En Buenos Aires, a los 4 días del mes de octubre del 2017, hallándose reunidos los señores Jueces integrantes de la Sala H de la Cámara Nacional de Apelaciones en lo Civil de la Capital Federal, a los efectos de dictar sentencia en los autos: “Vottero, Raquel Bea triz c/ Empresa de Transportes Gral. Urquiza SRL y otros s/ Daños y perjuicios”, y habiendo acordado seguir en la deliberación y voto el orden de sorteo de estudio, el Dr. Kiper dijo:
Contra la sentencia de primera instancia (fs. 559/572), que hizo lugar a la acción interpuesta por Raquel Beatriz Vottero respecto de Empresa de Transportes Sierras de Córdoba S.A.C.I.I.A., extensiva a Protección Mutual de Seguros de Transporte Público de Pasajeros, apelan la parte demandada y la citada en garantía, quienes, por las razones expuestas en sus presentaciones de fs. 634/637 y 629/633, respectivamente, intentan obtener la modificación de lo decidido.
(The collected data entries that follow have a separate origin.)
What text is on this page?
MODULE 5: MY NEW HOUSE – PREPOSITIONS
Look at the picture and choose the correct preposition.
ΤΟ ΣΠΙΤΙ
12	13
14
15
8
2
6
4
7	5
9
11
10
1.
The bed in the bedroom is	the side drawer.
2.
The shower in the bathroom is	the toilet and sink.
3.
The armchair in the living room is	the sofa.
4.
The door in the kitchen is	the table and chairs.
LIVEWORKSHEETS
Corridos que fueran los traslados de dichas presentaciones, la actora los contestó a fs. 639/644, encontrándose los autos en condiciones de dictar un pronunciamiento de carácter definitivo.
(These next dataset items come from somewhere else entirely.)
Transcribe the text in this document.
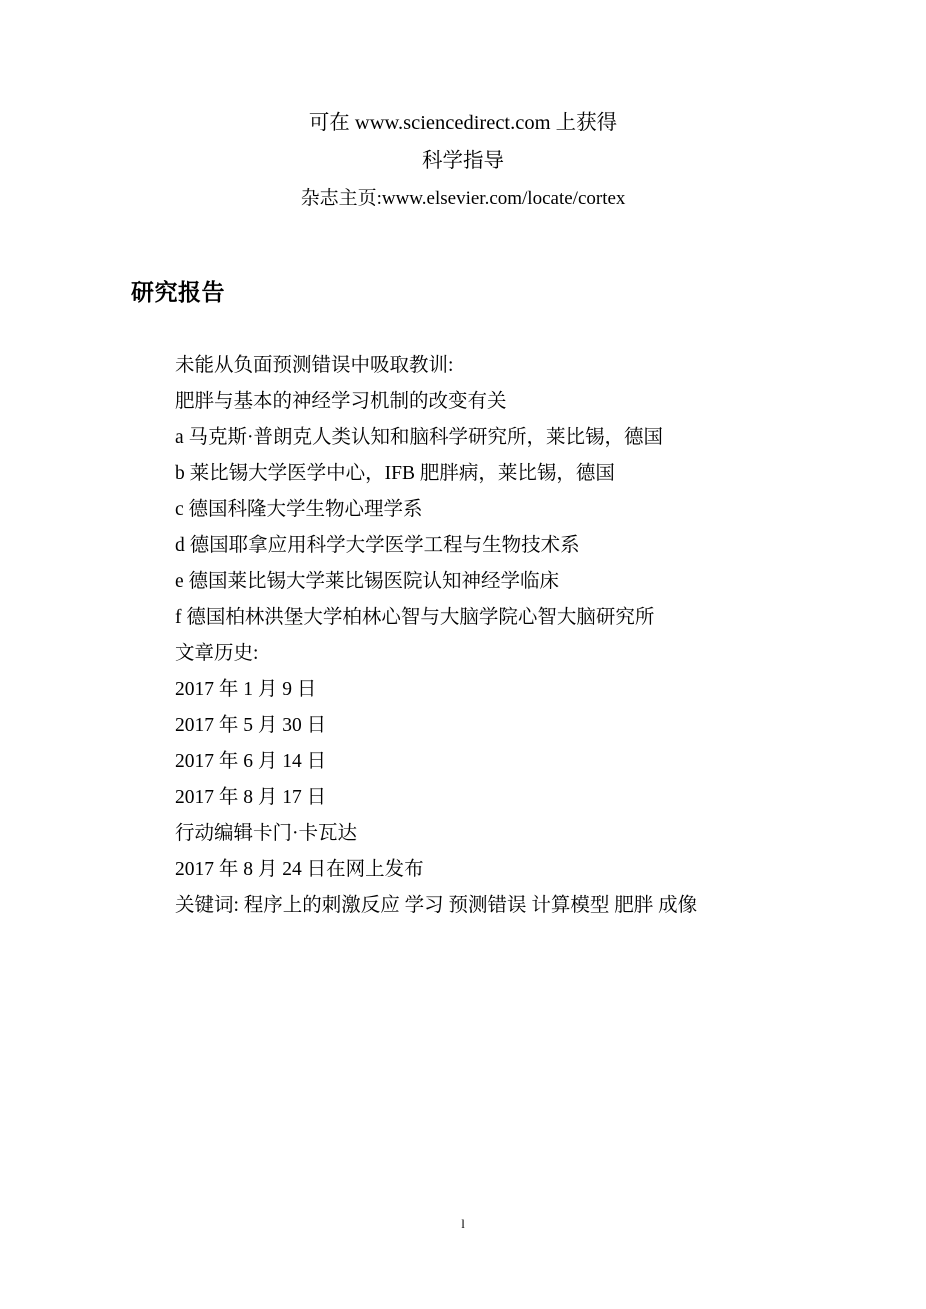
可在 www.sciencedirect.com 上获得
科学指导
杂志主页:www.elsevier.com/locate/cortex
研究报告
未能从负面预测错误中吸取教训:
肥胖与基本的神经学习机制的改变有关
a 马克斯·普朗克人类认知和脑科学研究所，莱比锡，德国
b 莱比锡大学医学中心，IFB 肥胖病，莱比锡，德国
c 德国科隆大学生物心理学系
d 德国耶拿应用科学大学医学工程与生物技术系
e 德国莱比锡大学莱比锡医院认知神经学临床
f 德国柏林洪堡大学柏林心智与大脑学院心智大脑研究所
文章历史:
2017 年 1 月 9 日
2017 年 5 月 30 日
2017 年 6 月 14 日
2017 年 8 月 17 日
行动编辑卡门·卡瓦达
2017 年 8 月 24 日在网上发布
关键词: 程序上的刺激反应 学习 预测错误 计算模型 肥胖 成像
l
I.- La empresa demandada se agravia de la procedencia del rubro incapacidad y del monto otorgado en concepto de gastos farmacéuticos, terapéuticos y de traslado. Finalmente, se agravia por la tasa de interés fijada.
La citada en garantía critica que se haya declarado la inoponibilidad de la franquicia.
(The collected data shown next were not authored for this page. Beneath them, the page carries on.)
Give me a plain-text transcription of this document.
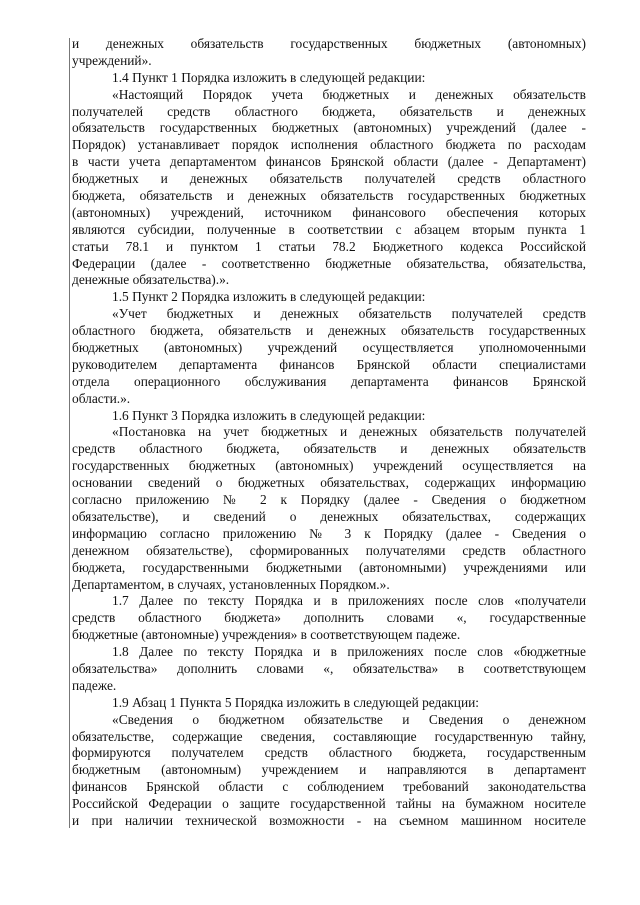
и денежных обязательств государственных бюджетных (автономных)
учреждений».
1.4 Пункт 1 Порядка изложить в следующей редакции:
«Настоящий Порядок учета бюджетных и денежных обязательств
получателей средств областного бюджета, обязательств и денежных
обязательств государственных бюджетных (автономных) учреждений (далее -
Порядок) устанавливает порядок исполнения областного бюджета по расходам
в части учета департаментом финансов Брянской области (далее - Департамент)
бюджетных и денежных обязательств получателей средств областного
бюджета, обязательств и денежных обязательств государственных бюджетных
(автономных) учреждений, источником финансового обеспечения которых
являются субсидии, полученные в соответствии с абзацем вторым пункта 1
статьи 78.1 и пунктом 1 статьи 78.2 Бюджетного кодекса Российской
Федерации (далее - соответственно бюджетные обязательства, обязательства,
денежные обязательства).».
1.5 Пункт 2 Порядка изложить в следующей редакции:
«Учет бюджетных и денежных обязательств получателей средств
областного бюджета, обязательств и денежных обязательств государственных
бюджетных (автономных) учреждений осуществляется уполномоченными
руководителем департамента финансов Брянской области специалистами
отдела операционного обслуживания департамента финансов Брянской
области.».
1.6 Пункт 3 Порядка изложить в следующей редакции:
«Постановка на учет бюджетных и денежных обязательств получателей
средств областного бюджета, обязательств и денежных обязательств
государственных бюджетных (автономных) учреждений осуществляется на
основании сведений о бюджетных обязательствах, содержащих информацию
согласно приложению № 2 к Порядку (далее - Сведения о бюджетном
обязательстве), и сведений о денежных обязательствах, содержащих
информацию согласно приложению № 3 к Порядку (далее - Сведения о
денежном обязательстве), сформированных получателями средств областного
бюджета, государственными бюджетными (автономными) учреждениями или
Департаментом, в случаях, установленных Порядком.».
1.7 Далее по тексту Порядка и в приложениях после слов «получатели
средств областного бюджета» дополнить словами «, государственные
бюджетные (автономные) учреждения» в соответствующем падеже.
1.8 Далее по тексту Порядка и в приложениях после слов «бюджетные
обязательства» дополнить словами «, обязательства» в соответствующем
падеже.
1.9 Абзац 1 Пункта 5 Порядка изложить в следующей редакции:
«Сведения о бюджетном обязательстве и Сведения о денежном
обязательстве, содержащие сведения, составляющие государственную тайну,
формируются получателем средств областного бюджета, государственным
бюджетным (автономным) учреждением и направляются в департамент
финансов Брянской области с соблюдением требований законодательства
Российской Федерации о защите государственной тайны на бумажном носителе
и при наличии технической возможности - на съемном машинном носителе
Es un hecho no controvertido que el 7 de febrero de 2010, aproximadamente entre las 4.00 y las 4.20 hs., la actora sufrió diversas lesiones cuando viajaba en calidad de pasajera en el microómnibus interno 3752, dominio GFC 155, de propiedad de la Empresa de Transportes Sierras de Córdoba SACIIA y se produjo un accidente de tránsito.
La juez a quo atribuyó toda la responsabilidad al demandado, aspecto que se encuentra firme. De manera tal que a continuación estudiaré la indemnización.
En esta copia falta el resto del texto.